Oath of Jurors: It is your duty to base your verdict solely upon the evidence, without prejudice or sympathy.
I was recently called for jury duty and learned a thing or two about the jurors’ oath. Rendering a verdict solely upon the evidence, without prejudice or sympathy, ain’t that easy. I found I was a guy filled with his own peculiar brand of bias cleverly disguised as my truth. How is it that one person’s truth becomes another person’s bias?
So here’s my story of jury duty.
A judge in the Superior Court of Snohomish County described to us a case in which the State of Washington would assert the defendant, a convicted child sex offender, ought not be released from prison upon the completion of his sentence because he remained a clear and present danger to the community. The question before us was, could we rely only on the evidence presented us, and not on our biases, in rendering a verdict on whether the defendant be involuntarily incarcerated for an indeterminate amount of time.
Wow! I looked over at this convicted felon.
- Could I block out ALL but the evidence presented?
- Could I vote to lock him up and throw away the key?
Try as I would to focus on those questions, my thoughts went straight to my grandson, Sam. I superimposed the crime onto my grandson, at which point all rational thought collapsed amidst an avalanche of hatred for the defendant. I was buried in bias. The defendant morphed into the face of evil.
Damn, I thought biases were the domain of small, bigoted people, not “enlightened” people like me.
Then I looked back over at the defendant, a guy who’d been broken and shattered into a thousand bits and pieces. From what I heard from my fellow jurors, pretty much everyone, at that point, would have been ready to lock him up and throw away the key, and for no other reason but to allay our own fears.

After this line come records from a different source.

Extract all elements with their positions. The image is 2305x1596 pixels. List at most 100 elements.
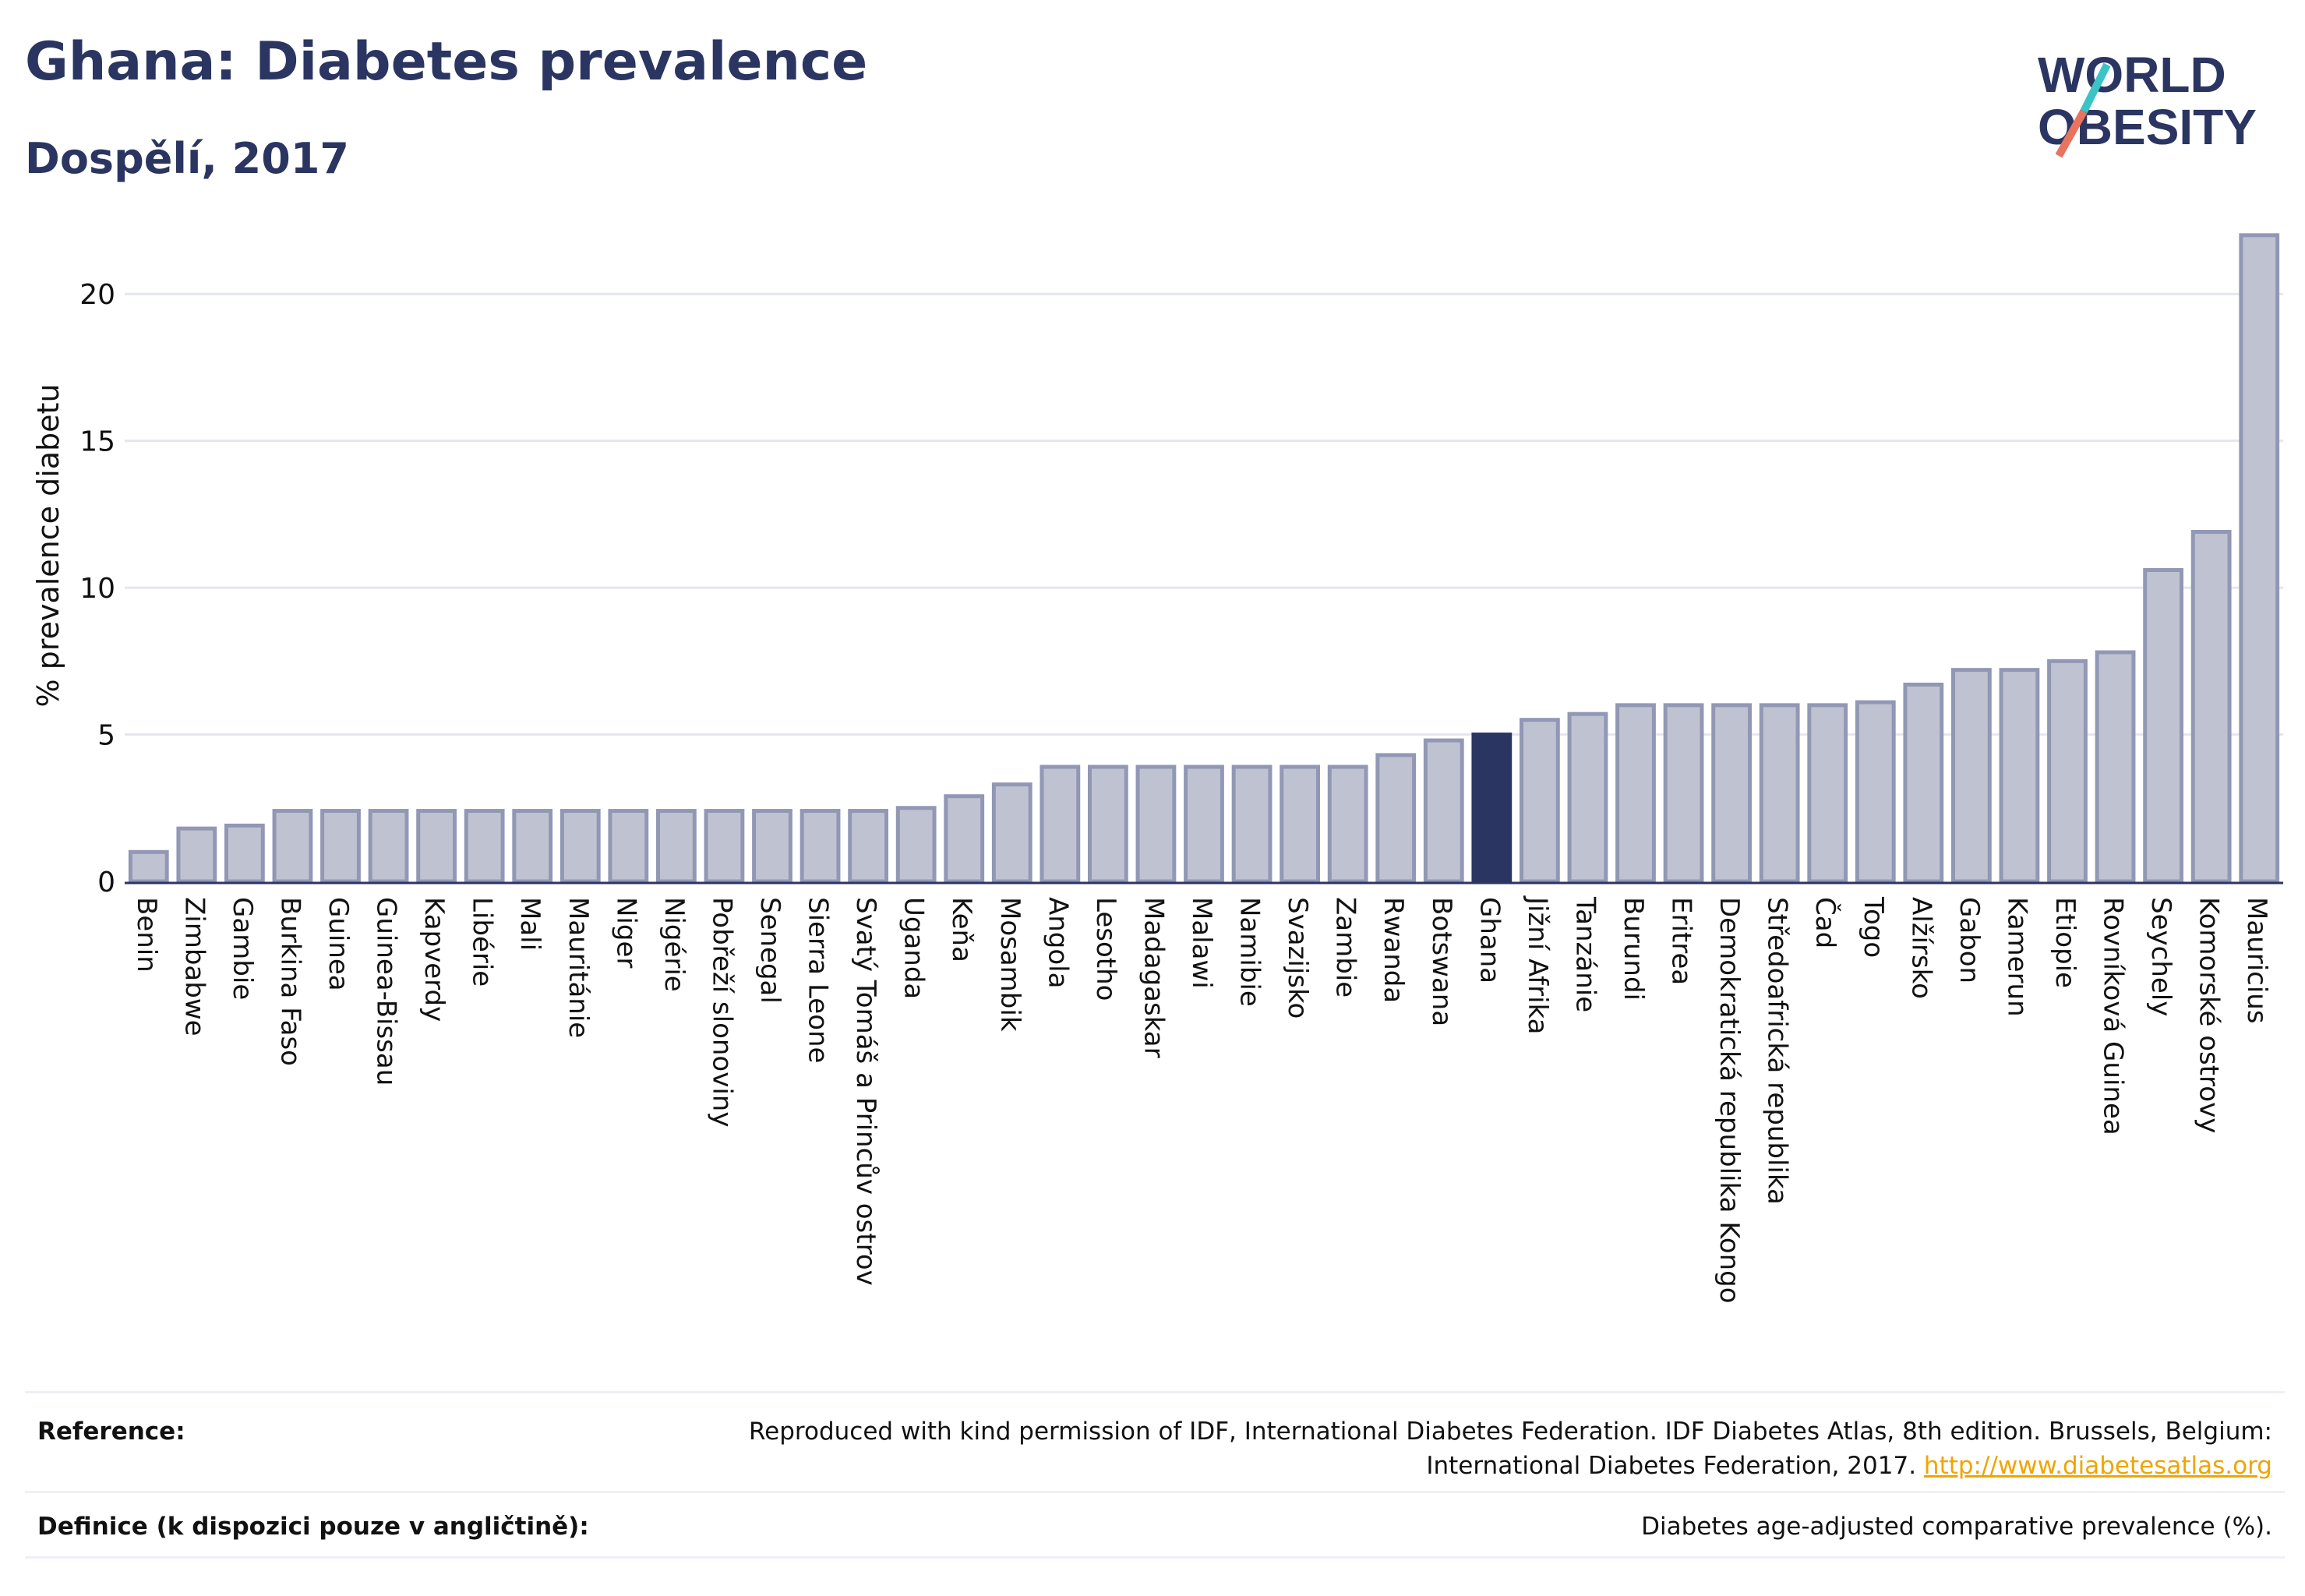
bar-Nigérie	[655, 809, 697, 884]
x-tick-label: Svatý Tomáš a Princův ostrov	[850, 897, 881, 1286]
bar-Rovníková Guinea	[2095, 650, 2136, 884]
x-tick-label: Togo	[1858, 896, 1889, 958]
bar-Ghana	[1471, 733, 1513, 884]
y-tick-label: 20	[79, 279, 115, 311]
x-tick-label: Sierra Leone	[803, 897, 834, 1063]
bar-Burkina Faso	[272, 809, 313, 884]
bar-Burundi	[1615, 703, 1656, 884]
bar-Guinea-Bissau	[368, 809, 409, 884]
reference-label: Reference:	[37, 1418, 185, 1446]
bar-Keňa	[944, 794, 985, 884]
bar-Kapverdy	[416, 809, 457, 884]
y-tick-label: 15	[79, 426, 115, 458]
bar-Kamerun	[1999, 668, 2040, 884]
bar-Svatý Tomáš a Princův ostrov	[848, 809, 889, 884]
bar-Botswana	[1423, 738, 1464, 884]
bar-Čad	[1807, 703, 1848, 884]
bar-Etiopie	[2047, 659, 2088, 884]
reference-link[interactable]: http://www.diabetesatlas.org	[1923, 1452, 2272, 1480]
y-axis-label: % prevalence diabetu	[31, 383, 65, 707]
reference-line2: International Diabetes Federation, 2017.…	[749, 1449, 2272, 1483]
bar-Namibie	[1231, 764, 1273, 884]
bar-Pobřeží slonoviny	[704, 809, 745, 884]
x-tick-label: Niger	[610, 897, 641, 968]
x-tick-label: Svazijsko	[1282, 897, 1313, 1019]
x-tick-label: Senegal	[754, 897, 785, 1004]
x-tick-label: Mali	[514, 897, 545, 951]
x-tick-label: Komorské ostrovy	[2194, 897, 2225, 1133]
x-tick-label: Rovníková Guinea	[2098, 897, 2129, 1135]
bar-Mali	[512, 809, 553, 884]
y-tick-label: 0	[97, 867, 115, 899]
y-tick-labels: 0 5 10 15 20	[79, 279, 115, 899]
x-tick-label: Zambie	[1330, 897, 1361, 998]
bar-Komorské ostrovy	[2190, 530, 2232, 884]
bar-Rwanda	[1375, 753, 1417, 884]
x-tick-label: Benin	[131, 897, 162, 973]
x-tick-label: Rwanda	[1378, 897, 1409, 1003]
x-tick-label: Demokratická republika Kongo	[1714, 897, 1745, 1304]
chart-title: Ghana: Diabetes prevalence	[25, 31, 868, 93]
logo-slash-upper	[2080, 62, 2111, 114]
bar-Jižní Afrika	[1519, 718, 1560, 884]
x-tick-label: Kapverdy	[418, 897, 450, 1022]
logo-line1: WORLD	[2038, 47, 2226, 103]
x-tick-label: Lesotho	[1090, 897, 1121, 1001]
x-tick-label: Burkina Faso	[274, 897, 305, 1066]
x-tick-label: Libérie	[467, 897, 498, 987]
bar-Seychely	[2143, 567, 2184, 884]
bar-Guinea	[320, 809, 361, 884]
bar-Libérie	[464, 809, 505, 884]
bar-Malawi	[1184, 764, 1224, 884]
x-tick-label: Etiopie	[2049, 897, 2081, 988]
x-tick-label: Keňa	[946, 897, 977, 962]
x-tick-label: Gambie	[227, 897, 258, 1000]
logo-slash-lower	[2055, 109, 2088, 158]
bar-Svazijsko	[1280, 764, 1321, 884]
bar-Uganda	[895, 806, 937, 884]
x-tick-label: Jižní Afrika	[1522, 895, 1553, 1035]
x-tick-label: Mauritánie	[563, 897, 594, 1038]
bar-Senegal	[752, 809, 792, 884]
bar-Niger	[608, 809, 649, 884]
bar-Mauritánie	[559, 809, 601, 884]
y-tick-label: 5	[97, 720, 115, 752]
chart-subtitle: Dospělí, 2017	[25, 134, 349, 183]
x-tick-label: Nigérie	[658, 897, 690, 992]
x-tick-label: Zimbabwe	[178, 897, 210, 1036]
x-tick-label: Guinea-Bissau	[371, 897, 402, 1086]
bar-Zambie	[1327, 764, 1368, 884]
bar-Eritrea	[1663, 703, 1704, 884]
world-obesity-logo: WORLD OBESITY	[2038, 47, 2257, 158]
bar-Mosambik	[991, 782, 1032, 884]
x-tick-label: Kamerun	[2001, 897, 2032, 1017]
x-tick-label: Burundi	[1618, 897, 1649, 1001]
reference-text-block: Reproduced with kind permission of IDF, …	[749, 1414, 2272, 1483]
footer: Reference: Reproduced with kind permissi…	[25, 1391, 2285, 1562]
definition-text: Diabetes age-adjusted comparative preval…	[1641, 1513, 2272, 1541]
x-tick-label: Středoafrická republika	[1762, 897, 1793, 1205]
bar-Středoafrická republika	[1759, 703, 1800, 884]
bar-Lesotho	[1087, 764, 1128, 884]
definition-label: Definice (k dispozici pouze v angličtině…	[37, 1513, 589, 1541]
bar-Mauricius	[2239, 233, 2280, 884]
bar-Gambie	[224, 823, 265, 884]
y-tick-label: 10	[79, 573, 115, 605]
x-tick-label: Namibie	[1234, 897, 1265, 1007]
bar-Zimbabwe	[176, 826, 217, 884]
x-tick-label: Madagaskar	[1138, 897, 1169, 1058]
bar-Alžírsko	[1903, 682, 1944, 884]
x-tick-label: Eritrea	[1666, 897, 1697, 985]
bar-Togo	[1855, 700, 1896, 884]
reference-text: Reproduced with kind permission of IDF, …	[749, 1418, 2272, 1446]
x-tick-label: Pobřeží slonoviny	[706, 897, 737, 1127]
x-tick-labels: Benin Zimbabwe Gambie Burkina Faso Guinea Gui…	[131, 895, 2272, 1304]
bar-Demokratická republika Kongo	[1711, 703, 1753, 884]
x-tick-label: Mosambik	[994, 897, 1025, 1032]
bar-Madagaskar	[1135, 764, 1177, 884]
x-tick-label: Guinea	[323, 897, 354, 991]
bar-Benin	[128, 849, 169, 884]
x-tick-label: Alžírsko	[1905, 897, 1936, 999]
x-tick-label: Gabon	[1954, 897, 1985, 983]
bars	[125, 233, 2283, 885]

“We can at least try to understand our own motives, passions, and prejudices, so as to be conscious of what we are doing when we appeal to those of others. This is very difficult, because our own prejudice and emotional bias always seems to us so rational.” — T.S. Eliot
The judge then had the opposing attorneys speak to us. The defense would argue the defendant had been a model prisoner with an unblemished record, was successfully treated for his underlying mental illness and was no danger to the community. The State would argue the defendant remained a threat and should not be released.
Clearly the question hung on whether any of us could get beyond our loathing for the crime for which he’d been convicted. Could we focus only on the evidence and not simply fixate on our little Sams? Based on what I heard none of us would have an easy time of it.
The judge dismissed us for the day.
“I think unconscious bias is one of the hardest things to get at.” — Ruth Bader Ginsburg
As I walked home I thought long and hard about If I could or even wanted to get beyond my bias. I said little to a Marsha that night and went to bed deeply conflicted. The next morning I entered the courtroom knowing a jury would be paneled by noon. I looked over at the defendant. He was seated with his hands folded, staring down at the table. He looked, at that moment, like any average, everyday guy, just a guy in a world of hurt.
Then a strange conversation commenced in my head. What if I were he, and he were me? What if our roles were reversed?
The State’s attorney then commenced with questioning. Astonishingly, he asked Juror 63 (me), if I could render an impartial verdict. I said yes, I could, and that it came to me this morning when I looked over at the defendant. I imagined what I would ask from a juror if I were he. In other words, I stood, for a moment, in the defendant’s shoes.
The moment reminded me of a scene from To Kill a Mockingbird when Atticus Finch explains to Scout, his daughter, how bias is defeated in this world.
I was not selected to serve, but had I been, I realized I could have!